Julyamsh powwow replaced with shorter celebration for 2015

The Coeur d’Alene Tribe won’t host a powwow this summer, but it will put on a brief cultural celebration next weekend that includes some traditional dance and song.

The Coeur d’Alene Casino Resort canceled Julyamsh, the big powwow usually held at the Greyhound Park and Event Center in Post Falls, because of the tribe’s opposition to the electronic “instant racing” betting machines installed at Greyhound Park. Four Idaho tribes maintain the machines are illegal.

Coeur d’Alene Tribe officials hope to resume the powwow in 2016 at a new outdoor venue near the casino, 24 miles south of Coeur d’Alene.

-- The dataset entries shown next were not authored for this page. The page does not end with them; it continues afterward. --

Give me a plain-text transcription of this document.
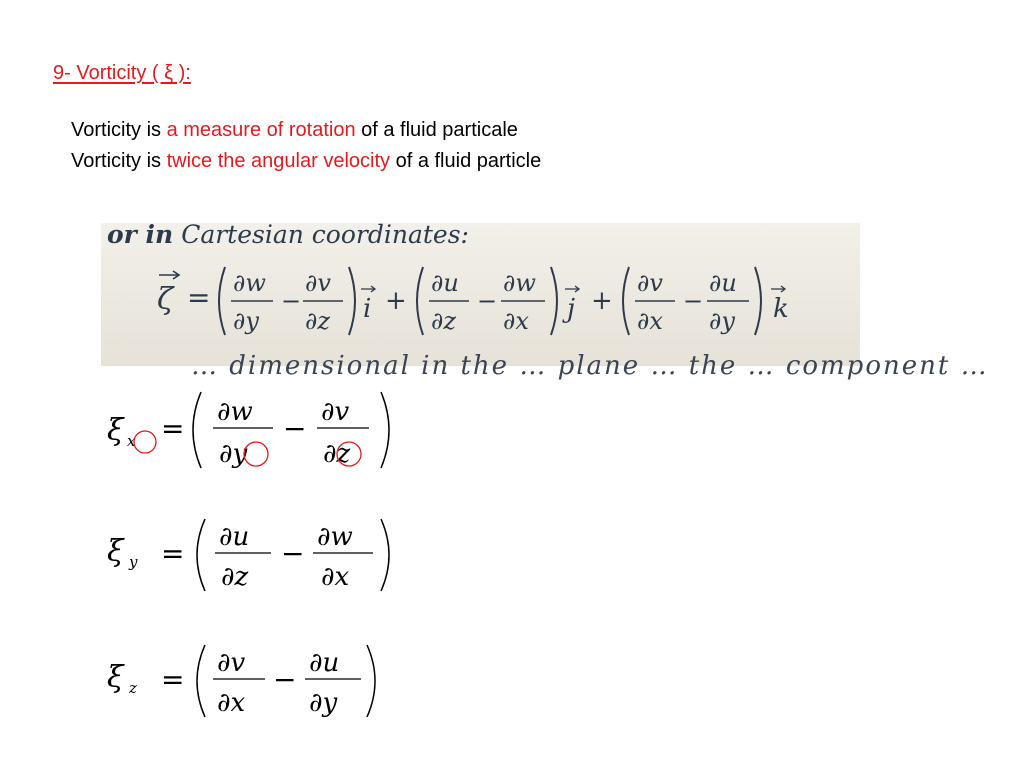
9- Vorticity ( ξ ):
Vorticity is a measure of rotation of a fluid particale
Vorticity is twice the angular velocity of a fluid particle
or in Cartesian coordinates:
ζ = ∂w
∂y
−
∂v
∂z i +
∂u
∂z
−
∂w
∂x j +
∂v
∂x
−
∂u
∂y k
… dimensional in the … plane … the … component …
ξ x = ∂w
∂y
− ∂v
∂z
ξ y = ∂u
∂z
− ∂w
∂x
ξ z = ∂v
∂x
− ∂u
∂y
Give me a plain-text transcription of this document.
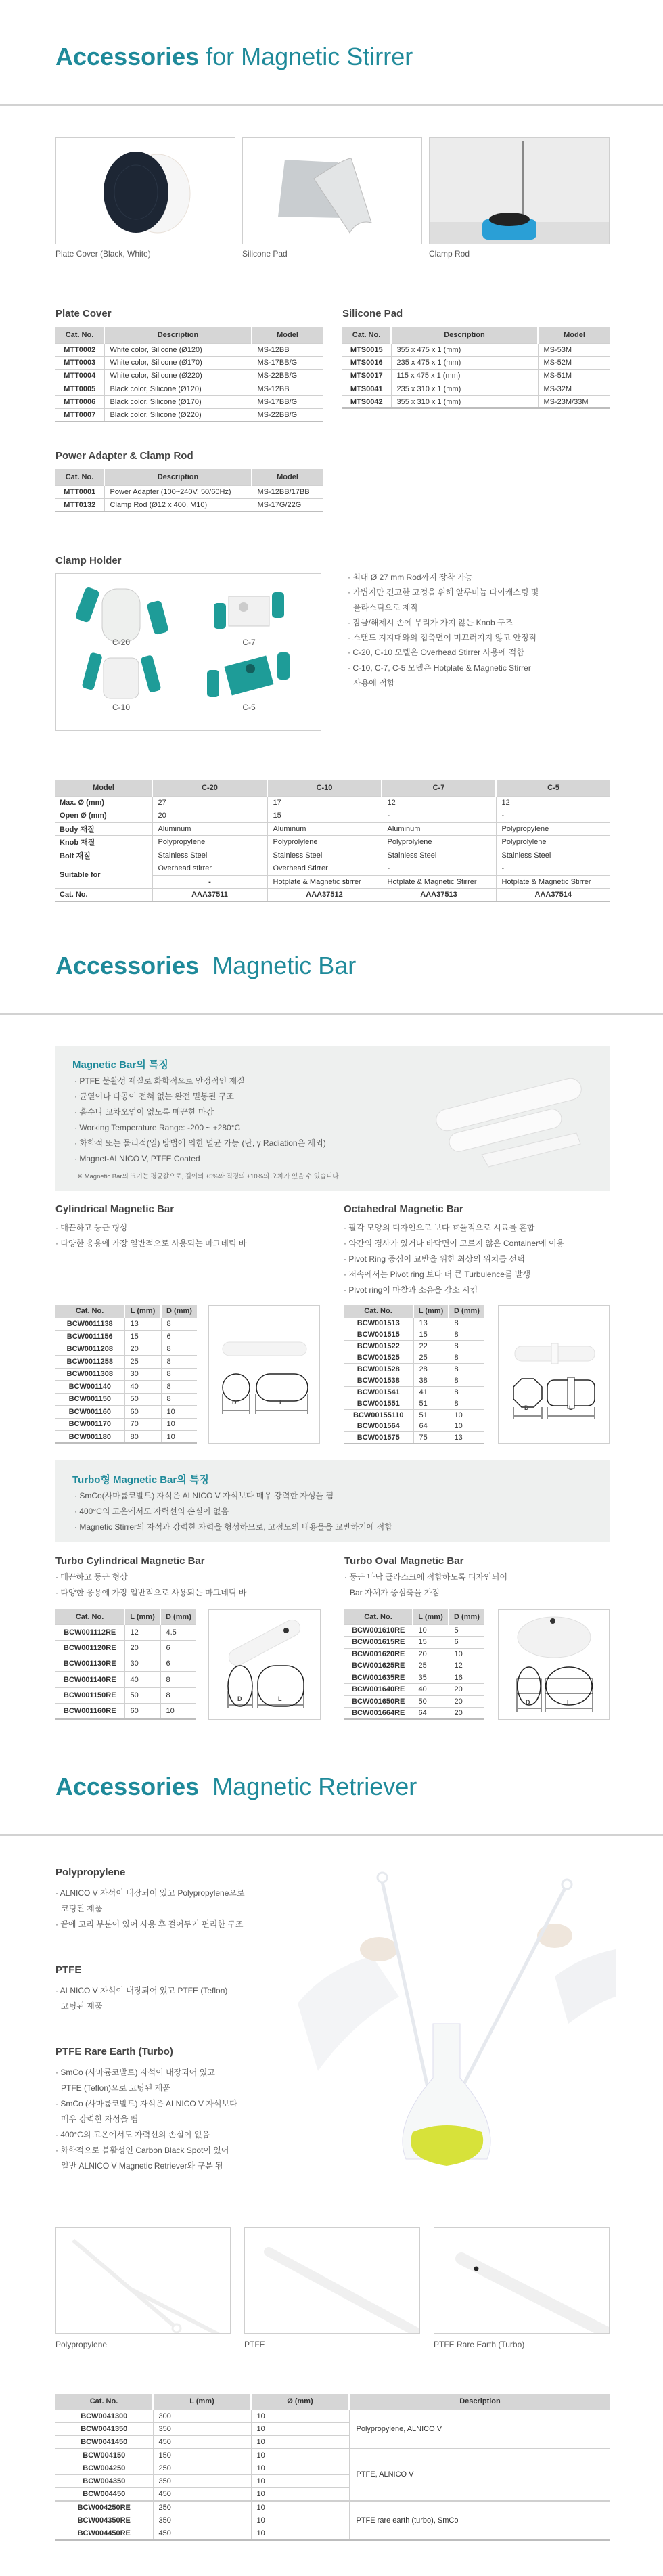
Accessories for Magnetic Stirrer
Plate Cover (Black, White)	Silicone Pad	Clamp Rod
Plate Cover
Cat. No.	Description	Model
MTT0002	White color, Silicone (Ø120)	MS-12BB
MTT0003	White color, Silicone (Ø170)	MS-17BB/G
MTT0004	White color, Silicone (Ø220)	MS-22BB/G
MTT0005	Black color, Silicone (Ø120)	MS-12BB
MTT0006	Black color, Silicone (Ø170)	MS-17BB/G
MTT0007	Black color, Silicone (Ø220)	MS-22BB/G
Silicone Pad
Cat. No.	Description	Model
MTS0015	355 x 475 x 1 (mm)	MS-53M
MTS0016	235 x 475 x 1 (mm)	MS-52M
MTS0017	115 x 475 x 1 (mm)	MS-51M
MTS0041	235 x 310 x 1 (mm)	MS-32M
MTS0042	355 x 310 x 1 (mm)	MS-23M/33M
Power Adapter & Clamp Rod
Cat. No.	Description	Model
MTT0001	Power Adapter (100~240V, 50/60Hz)	MS-12BB/17BB
MTT0132	Clamp Rod (Ø12 x 400, M10)	MS-17G/22G
Clamp Holder
C-20	C-7
C-10	C-5
· 최대 Ø 27 mm Rod까지 장착 가능
· 가볍지만 견고한 고정을 위해 알루미늄 다이캐스팅 및
플라스틱으로 제작
· 잠금/해제시 손에 무리가 가지 않는 Knob 구조
· 스탠드 지지대와의 접촉면이 미끄러지지 않고 안정적
· C-20, C-10 모델은 Overhead Stirrer 사용에 적합
· C-10, C-7, C-5 모델은 Hotplate & Magnetic Stirrer
사용에 적합
Model	C-20	C-10	C-7	C-5
Max. Ø (mm)	27	17	12	12
Open Ø (mm)	20	15	-	-
Body 재질	Aluminum	Aluminum	Aluminum	Polypropylene
Knob 재질	Polypropylene	Polyprolylene	Polyprolylene	Polyprolylene
Bolt 재질	Stainless Steel	Stainless Steel	Stainless Steel	Stainless Steel
Suitable for	Overhead stirrer	Overhead Stirrer	-	-
	-	Hotplate & Magnetic stirrer	Hotplate & Magnetic Stirrer	Hotplate & Magnetic Stirrer
Cat. No.	AAA37511	AAA37512	AAA37513	AAA37514
Accessories  Magnetic Bar
Magnetic Bar의 특징
· PTFE 불활성 재질로 화학적으로 안정적인 재질
· 균열이나 다공이 전혀 없는 완전 밀봉된 구조
· 흡수나 교차오염이 없도록 매끈한 마감
· Working Temperature Range: -200 ~ +280°C
· 화학적 또는 물리적(열) 방법에 의한 멸균 가능 (단, γ Radiation은 제외)
· Magnet-ALNICO V, PTFE Coated
※ Magnetic Bar의 크기는 평균값으로, 길이의 ±5%와 직경의 ±10%의 오차가 있을 수 있습니다
Cylindrical Magnetic Bar
· 매끈하고 둥근 형상
· 다양한 응용에 가장 일반적으로 사용되는 마그네틱 바
Cat. No.	L (mm)	D (mm)
BCW0011138	13	8
BCW0011156	15	6
BCW0011208	20	8
BCW0011258	25	8
BCW0011308	30	8
BCW001140	40	8
BCW001150	50	8
BCW001160	60	10
BCW001170	70	10
BCW001180	80	10
D	L
Octahedral Magnetic Bar
· 팔각 모양의 디자인으로 보다 효율적으로 시료를 혼합
· 약간의 경사가 있거나 바닥면이 고르지 않은 Container에 이용
· Pivot Ring 중심이 교반을 위한 최상의 위치를 선택
· 저속에서는 Pivot ring 보다 더 큰 Turbulence를 발생
· Pivot ring이 마찰과 소음을 감소 시킴
Cat. No.	L (mm)	D (mm)
BCW001513	13	8
BCW001515	15	8
BCW001522	22	8
BCW001525	25	8
BCW001528	28	8
BCW001538	38	8
BCW001541	41	8
BCW001551	51	8
BCW00155110	51	10
BCW001564	64	10
BCW001575	75	13
D	L
Turbo형 Magnetic Bar의 특징
· SmCo(사마륨코발트) 자석은 ALNICO V 자석보다 매우 강력한 자성을 띔
· 400°C의 고온에서도 자력선의 손실이 없음
· Magnetic Stirrer의 자석과 강력한 자력을 형성하므로, 고점도의 내용물을 교반하기에 적합
Turbo Cylindrical Magnetic Bar
· 매끈하고 둥근 형상
· 다양한 응용에 가장 일반적으로 사용되는 마그네틱 바
Cat. No.	L (mm)	D (mm)
BCW001112RE	12	4.5
BCW001120RE	20	6
BCW001130RE	30	6
BCW001140RE	40	8
BCW001150RE	50	8
BCW001160RE	60	10
D	L
Turbo Oval Magnetic Bar
· 둥근 바닥 플라스크에 적합하도록 디자인되어
Bar 자체가 중심축을 가짐
Cat. No.	L (mm)	D (mm)
BCW001610RE	10	5
BCW001615RE	15	6
BCW001620RE	20	10
BCW001625RE	25	12
BCW001635RE	35	16
BCW001640RE	40	20
BCW001650RE	50	20
BCW001664RE	64	20
D	L
Accessories  Magnetic Retriever
Polypropylene
· ALNICO V 자석이 내장되어 있고 Polypropylene으로
코팅된 제품
· 끝에 고리 부분이 있어 사용 후 걸어두기 편리한 구조
PTFE
· ALNICO V 자석이 내장되어 있고 PTFE (Teflon)
코팅된 제품
PTFE Rare Earth (Turbo)
· SmCo (사마륨코발트) 자석이 내장되어 있고
PTFE (Teflon)으로 코팅된 제품
· SmCo (사마륨코발트) 자석은 ALNICO V 자석보다
매우 강력한 자성을 띔
· 400°C의 고온에서도 자력선의 손실이 없음
· 화학적으로 불활성인 Carbon Black Spot이 있어
일반 ALNICO V Magnetic Retriever와 구분 됨
Polypropylene	PTFE	PTFE Rare Earth (Turbo)
Cat. No.	L (mm)	Ø (mm)	Description
BCW0041300	300	10	Polypropylene, ALNICO V
BCW0041350	350	10	
BCW0041450	450	10	
BCW004150	150	10	PTFE, ALNICO V
BCW004250	250	10	
BCW004350	350	10	
BCW004450	450	10	
BCW004250RE	250	10	PTFE rare earth (turbo), SmCo
BCW004350RE	350	10	
BCW004450RE	450	10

The traditional summer celebration next Saturday evening next to the casino resort is not a powwow, but it will give visitors a glimpse of the regalia, customs, dancing, drumming and song that have been part of Julyamsh.

“It’s really a demonstration performance and to celebrate and educate people about our culture,” said Quanah Matheson, cultural affairs director for the tribe.

It will be similar to the tribe’s annual Winter Blessing, a ceremony of appreciation for the blessings of nature’s bounty, Matheson said. The free summer celebration will include gifts of traditional food, such as salmon and huckleberry jam.

The event also will feature a fusion of traditional and contemporary dance with dubstep, a genre of electronic dance music. That shows how tribal members “transform ourselves but we keep to who we are,” Matheson said. “We’re modern people but we have traditional values. We move forward but we always keep our ancestral traditions and teachings alive.”

The celebration will be held at Chinook Meadow next to the resort. Doors open at 6 p.m., and the celebration begins at 7 p.m. and will last about an hour.

Held in Post Falls the past 17 years, Julyamsh grew into the largest outdoor powwow in the Northwest and one of the largest such events in the nation, with 1,600 participants and up to 30,000 spectators over three days.

A new grounds on the reservation for powwows and other events will enable the tribe to “benefit ourselves economically and invite people down to our beautiful reservation and share what we have with the general public,” Matheson said.